EDITOR’S NOTE

In the magazine world the end of the year always brings a generous harvest of readers’ recommendations, word-of-mouth in print: they select, from the last 12 months, the books that most forcefully stand out in memory, sometimes including an unheralded treasure you might have missed.

It’s in that spirit that I bring to your attention “Barry Sanders’s Sudden Glory: Laughter as Subversive History” (Beacon, 328 pp.; $27.50). Sanders’s book is a cultural history of attitudes toward laughter from antiquity to the present (backed up by a 40-page bibliography). For Aristotle, Sanders reminds us, laughter “separates human beings so conclusively from the rest of the animals that [he] chose to refer to us creatures as animal ridens, ‘the beast who laughs.’ ” If that Aristotelian emphasis strikes you as merely quaint, Sudden Glory will change your mind, so rich is its exploration of the meaning of laughter. (Sanders can be heard talking about his previous book, “A Is for Ox: The Collapse of Literacy and the Rise of Violence in an Electronic Age,” just out in paperback [Vintage, 288 pp.; $12], on the September/October 1995 issue of the Mars Hill Tapes.)

Space doesn’t permit us here to follow the twists and turns of Sanders’s argument (and there is plenty to argue with), but one salient theme seems particularly pertinent to questions we’ll be wrestling with in B&C. The church figures prominently in Sanders’s account as a repressive force, seeking to subdue laughter. Quoting dour authorities from Basil the Great in the fourth century (“The Christian … ought not to laugh nor even to suffer laugh-makers”) to Hugh of Saint Victor in the twelfth century (“Joy may be good or evil, depending on its source, but laughter is in every respect evil”), Sanders suggests that this negative attitude toward laughter derived in part from “the sobriety of Christ” taken as a model for the Christian life (“serious, solemn, devoid of any trace of joyous laughter”), in part from authority’s perennial uneasiness with laughter, which by its very nature is subversive. (For an alternative tradition in the medieval church, the carnivalesque, see Alan Jacobs’s essay on Mikhail Bakhtin, in this issue.)

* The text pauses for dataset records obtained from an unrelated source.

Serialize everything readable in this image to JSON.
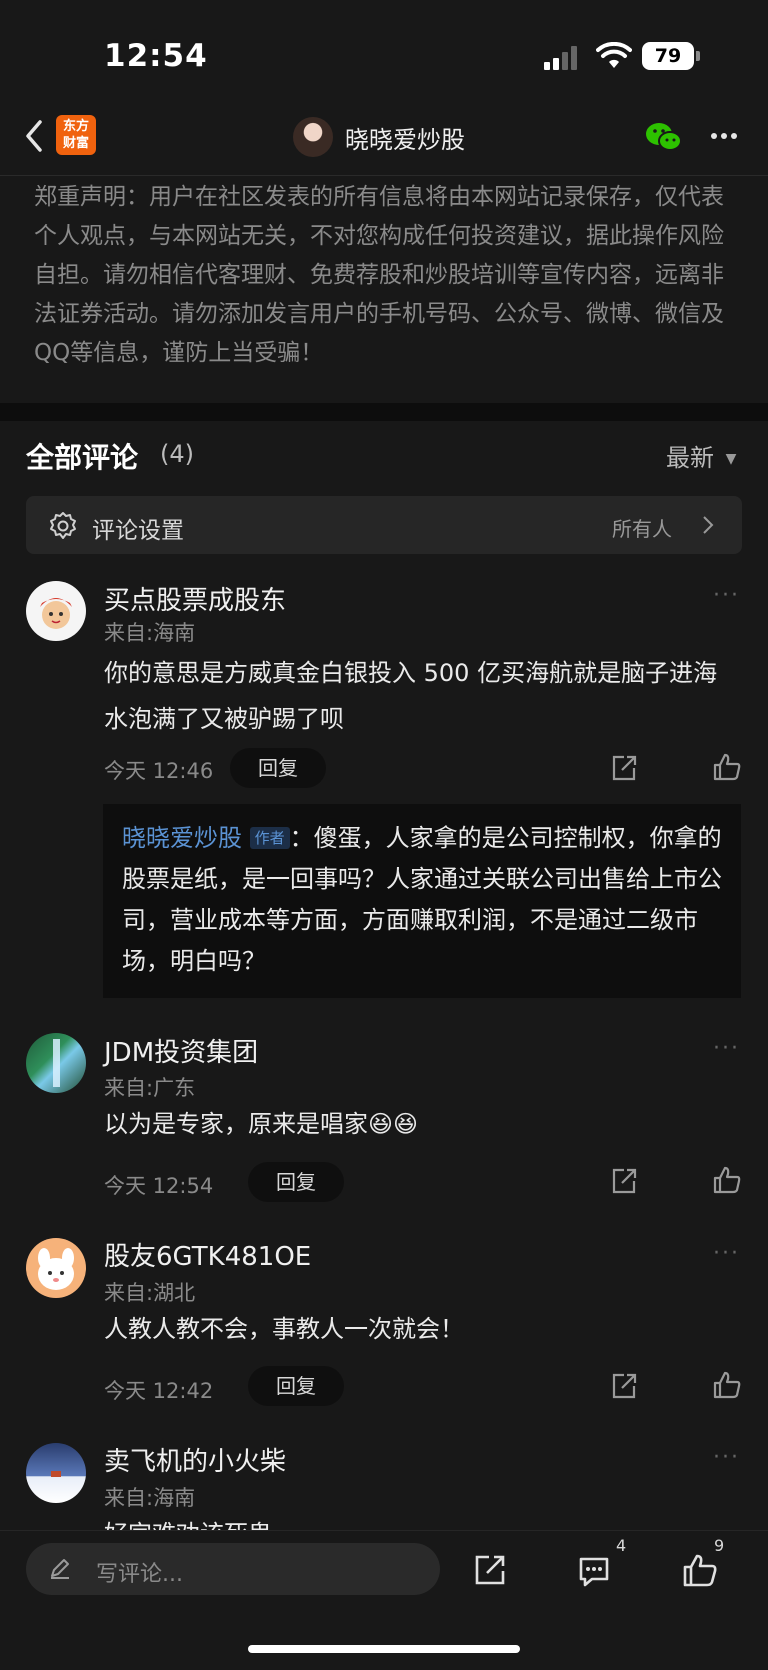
{
  "status_bar": {
    "time": "12:54",
    "battery": "79"
  },
  "nav": {
    "logo_line1": "东方",
    "logo_line2": "财富",
    "title": "晓晓爱炒股"
  },
  "disclaimer": "郑重声明：用户在社区发表的所有信息将由本网站记录保存，仅代表个人观点，与本网站无关，不对您构成任何投资建议，据此操作风险自担。请勿相信代客理财、免费荐股和炒股培训等宣传内容，远离非法证券活动。请勿添加发言用户的手机号码、公众号、微博、微信及QQ等信息，谨防上当受骗！",
  "comments_header": {
    "title": "全部评论",
    "count": "(4)",
    "sort": "最新"
  },
  "settings": {
    "label": "评论设置",
    "value": "所有人"
  },
  "comments": [
    {
      "name": "买点股票成股东",
      "location": "来自:海南",
      "text": "你的意思是方威真金白银投入 500 亿买海航就是脑子进海水泡满了又被驴踢了呗",
      "time": "今天 12:46",
      "reply_label": "回复"
    },
    {
      "name": "JDM投资集团",
      "location": "来自:广东",
      "text": "以为是专家，原来是唱家😆😆",
      "time": "今天 12:54",
      "reply_label": "回复"
    },
    {
      "name": "股友6GTK481OE",
      "location": "来自:湖北",
      "text": "人教人教不会，事教人一次就会！",
      "time": "今天 12:42",
      "reply_label": "回复"
    },
    {
      "name": "卖飞机的小火柴",
      "location": "来自:海南",
      "text": "好宫难劝该死鬼"
    }
  ],
  "author_reply": {
    "name": "晓晓爱炒股",
    "tag": "作者",
    "colon": "：",
    "text": "傻蛋，人家拿的是公司控制权，你拿的股票是纸，是一回事吗？人家通过关联公司出售给上市公司，营业成本等方面，方面赚取利润，不是通过二级市场，明白吗？"
  },
  "bottom_bar": {
    "placeholder": "写评论...",
    "comment_count": "4",
    "like_count": "9"
  }
}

So as you might expect, this history of laughter is a stirring tale of liberation, culminating in the apotheosis of Lenny Bruce. But there are unexamined contradictions in Sanders’s narrative. On the one hand, he is a decent man who sees laughter as resistance against oppression and celebrates in particular the long-suppressed voices of women. On the other hand, he is a disciple of Nietzsche, and he is honest enough to recognize that laughter is often cruel. What, after all, could more be ridiculous, more deliciously laughable than weakness–the way that fool was still trying to hold his pants up when we blew his brains out.

Sanders doesn’t see what the logic of his own account makes clear. Free of all restraint, laughter becomes nihilistic. Ha ha ha mutates into a curse, and finally into the rictus of death. How do we draw boundaries without falling into the excesses of the church fathers–or the excesses of campus speech-codes? There is no simple answer. We work and pray and laugh.